I’m wondering if you think that the city council of Ferguson is acting in good faith
to do the same thing? AG LYNCH: You know, I’m not going to characterize
their actions because again I haven’t spoken directly with them. But I will say that this
matter is one that has gotten a lot of public attention, so I think you’re able to observe
how it’s been conducted and I think you’ll see that both sides have spent a great deal
of time of time thinking very deeply about how to manage the situation. The Department
of Justice has provided assistance in an attempt to start the managerial process, certainly
of the police department, and so our hope and our expectation had been that we would
be able to continue that process with a consent decree. And as I’ve said before, we’re
disappointed that they’ve made a different choice. MATT APUZZO (NEW YORK TIMES): Following up
on Devlin’s question about – about the process, you guys will continue – DOJ will
continue to negotiate, presumably, as you do in any litigation, so is it not the, is
it not the negotiation that’s at issue – is it more the process? That we had a deal and
the deal says, you know, you vote it through or you get sued, or is it – is it a legitimate
sticking point on their negotiating points? Do you see – I guess that’s my question
is: are you suing because- their sort of counter offer’s no good, or are you suing because
there shouldn’t’ve been a counter offer? AG LYNCH: We’re suing because at this point
the negotiations were concluded and the agreement between the parties was that they would review-
the city council would review the agreement that had been struck by both sides and decide
whether to accept or reject it. And last night’s vote was a rejection of that. Whether or not
there’ll be further negotiations is something that I really can’t speculate on. We will
proceed with litigation and we will anticipate the city to respond in court. PAULA REID (CBS): I’d like to ask you about
something in pop culture, there’s been a lot of people talking about these issues:
Beyoncé has released a video that obliquely references two DOJ cases, the death of Michael
Brown and the death of Trayvon Martin, it’s gotten a lot of criticism from police. Have
you seen that video and do you have a reaction to it? AG LYNCH: I have not seen the video; I saw
her Super Bowl performance, so I can’t comment on the video. PAULA REID (CBS): The performance? AG LYNCH: I – I thought the performances
of all the artists at the Super Bowl were great. RYAN REILLY (HUFFINGTON POST): Even Coldplay? AG LYNCH: Everyone brought their – their
specific talents to the performances. DEL WILBER (BLOOMBERG): I know you choose
your words very carefully, but is disappointment really the right word?

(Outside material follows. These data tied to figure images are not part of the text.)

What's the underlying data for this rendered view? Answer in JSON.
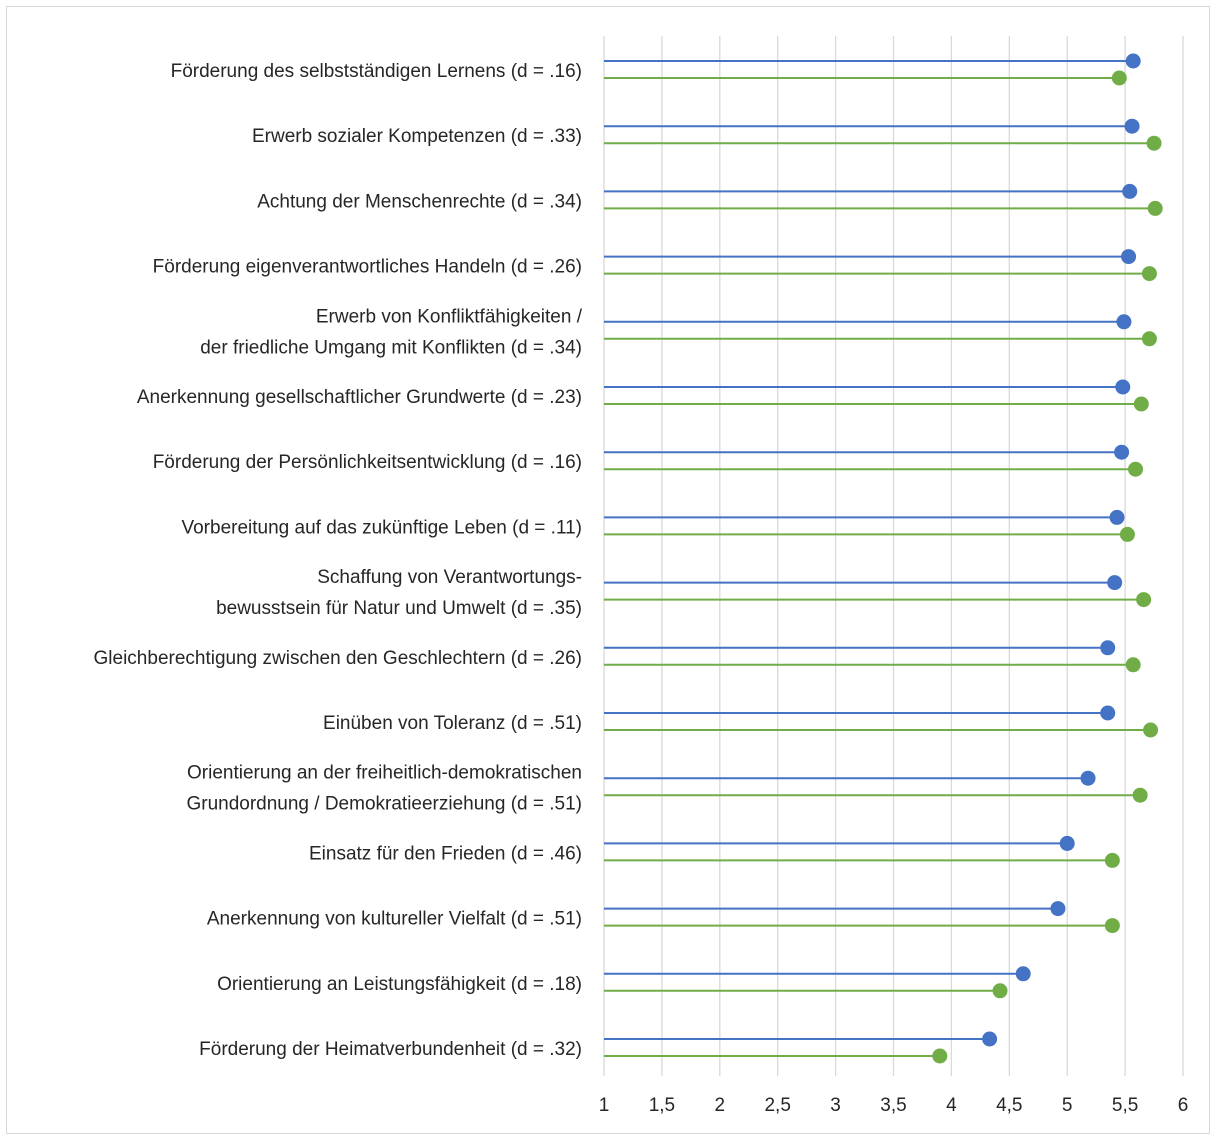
{
  "chart_data": {
    "type": "lollipop",
    "orientation": "horizontal",
    "title": "",
    "xlabel": "",
    "ylabel": "",
    "xlim": [
      1,
      6
    ],
    "x_ticks": [
      "1",
      "1,5",
      "2",
      "2,5",
      "3",
      "3,5",
      "4",
      "4,5",
      "5",
      "5,5",
      "6"
    ],
    "x_tick_values": [
      1,
      1.5,
      2,
      2.5,
      3,
      3.5,
      4,
      4.5,
      5,
      5.5,
      6
    ],
    "grid": "vertical",
    "legend": "none",
    "categories": [
      [
        "Förderung des selbstständigen Lernens (d = .16)"
      ],
      [
        "Erwerb sozialer Kompetenzen (d = .33)"
      ],
      [
        "Achtung der Menschenrechte (d = .34)"
      ],
      [
        "Förderung eigenverantwortliches Handeln (d = .26)"
      ],
      [
        "Erwerb von Konfliktfähigkeiten /",
        "der friedliche Umgang mit Konflikten (d = .34)"
      ],
      [
        "Anerkennung gesellschaftlicher Grundwerte (d = .23)"
      ],
      [
        "Förderung der Persönlichkeitsentwicklung (d = .16)"
      ],
      [
        "Vorbereitung auf das zukünftige Leben (d = .11)"
      ],
      [
        "Schaffung von Verantwortungs-",
        "bewusstsein für Natur und Umwelt (d = .35)"
      ],
      [
        "Gleichberechtigung zwischen den Geschlechtern (d = .26)"
      ],
      [
        "Einüben von Toleranz (d = .51)"
      ],
      [
        "Orientierung an der freiheitlich-demokratischen",
        "Grundordnung / Demokratieerziehung (d = .51)"
      ],
      [
        "Einsatz für den Frieden (d = .46)"
      ],
      [
        "Anerkennung von kultureller Vielfalt (d = .51)"
      ],
      [
        "Orientierung an Leistungsfähigkeit (d = .18)"
      ],
      [
        "Förderung der Heimatverbundenheit (d = .32)"
      ]
    ],
    "series": [
      {
        "color": "#4472c4",
        "values": [
          5.57,
          5.56,
          5.54,
          5.53,
          5.49,
          5.48,
          5.47,
          5.43,
          5.41,
          5.35,
          5.35,
          5.18,
          5.0,
          4.92,
          4.62,
          4.33
        ]
      },
      {
        "color": "#70ad47",
        "values": [
          5.45,
          5.75,
          5.76,
          5.71,
          5.71,
          5.64,
          5.59,
          5.52,
          5.66,
          5.57,
          5.72,
          5.63,
          5.39,
          5.39,
          4.42,
          3.9
        ]
      }
    ],
    "gridline_color": "#d9d9d9"
  }
}
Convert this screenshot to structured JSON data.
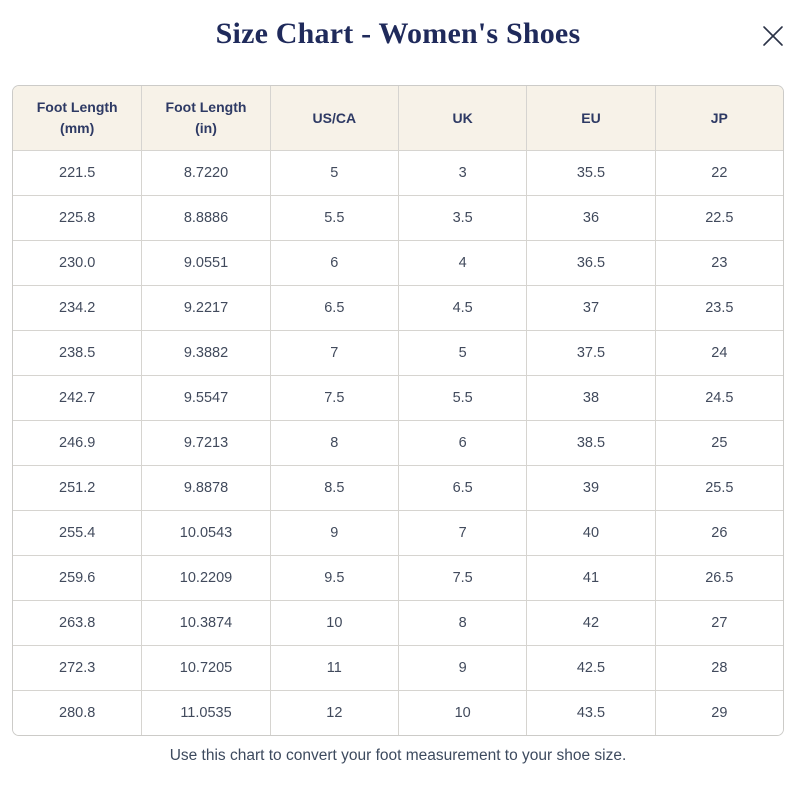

I mean, I’ve been
at a lot of press conferences, we all have here, and you seem rather fired up about this,
but this one disappointment – is that, like – is that really the right word? AG LYNCH: It is the right word. It is. I think
that the city of Ferguson had a real opportunity here to step forward and instead they’ve
chosen to turn backwards. They’ve chosen to live in the past, and they’ve chosen
to adopt a means of really ignoring the voices of their citizens, they’ve- they’re choosing
to ignore the complaints of their citizens, and they’re choosing to ignore the clear
findings that this department presented to them almost a year ago, in March of last year,
in March of 2015. They had many opportunities to deal with this and we had hoped they were
on that path, as we hope that every jurisdiction is on that path. Our view was that we were
moving towards a system and a process, in which we could work together to create a better
Ferguson for everyone. And I am profoundly disappointed that they made a different choice. Alright, well thank you all.